Lady Melville 76 76 Anne, daughter of Richard Huck Saunders, wife of 2nd Viscount Melville. and her children were here for five days last week. I do not know exactly what I thought of her. She is too clever not to be rather pleasant, and too argumentative not to be very tiresome, and altogether I do not think I liked her. But her visit took place very soon after I had heard of poor Sir S. Romilly, 77 77 Sir Samuel Romilly, Solicitor-General, committed suicide on November 2, 1818, shortly after the death of his wife. According to Lord Lansdowne, “He was a stern, reserved sort of man, and she was the only person in the world to whom he wholly unbent and unbosomed himself. When he lost her, therefore, the very vent of his heart was stopped up.” and I was too much shocked and too unhappy really to like anybody, particularly a person who insisted upon discussing the whole thing constantly, and in a political way. I think I have never been more shocked by anything that was not a private calamity – I mean, that did not concern one’s family or one’s self – than I was by this, and poor Captain Feilding 78 78 Charles Feilding, son of Commodore Charles Feilding, married in 1804 Elizabeth, daughter of 2nd Earl of Ilchester and widow of William Talbot of Lacock Abbey. who was here, and who was a private friend of his, was so completely overcome that I was very sorry for him too. Altogether it is a horrible history, and only shows how very little we can know what is good for man in this life, when we were all saying some months ago that this would be the proudest year of Sir S. Romilly’s life. Your most affectionate

E. E.
Lord Auckland to Miss Eden
BRUTON STREET, Monday, November 1818.

MY DEAR EMILY, I have this moment seen an agent of Mrs. Wildman, a rich Kentish widow, and she has agreed to take Eden Farm on my own terms, which gives us a prospect of being a little more settled and comfortable.

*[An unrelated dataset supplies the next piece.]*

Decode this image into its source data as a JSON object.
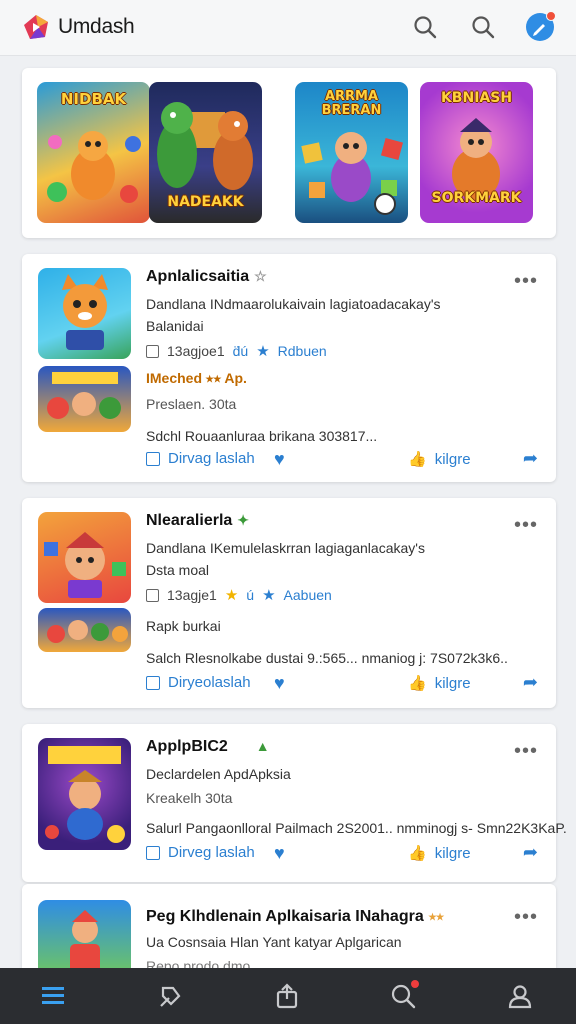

She is to have it for seven years and pay £600 a year. And now I must look out for a house in town, which you will find pretty near ready for you when you arrive. I am in a great bustle and hurry, for we are all alive with this election, though with the melancholy impression of poor Romilly’s death it is difficult to rouse people. Hobhouse 79 79 John Cam Hobhouse, afterwards Lord Broughton. He lost this election. has behaved so ill that it is right to try to beat him, but I fear that Lamb 80 80 Hon. George Lamb was standing for Westminster. He was a brother of Lord Melbourne. is too late. He will certainly be low on the poll for the first week, but it is possible that afterwards he may recover. In the meantime, people are very busy, and none of our friends are sanguine. Your affectionate brother,

AD.
Lord Auckland to Miss Eden
[ November ] 1818.

MY DEAR EMILY, Lamb carried his election to-day by 604, and made a sort of a speech saying that now he was their member, and they were his constituents, and that they would soon learn to be friends. He was a little hooted, but not much more than usual; but all our foolish friends appeared to cheer him with cockades in their hats, and all was uproar and riot and confusion and pelting and brickbats and mud, and it is lucky none of them were very seriously hurt. They all arrived covered with dirt to the west end of the town, and the mob at their heels, for they were too gallant not to stop to be occasionally pelted.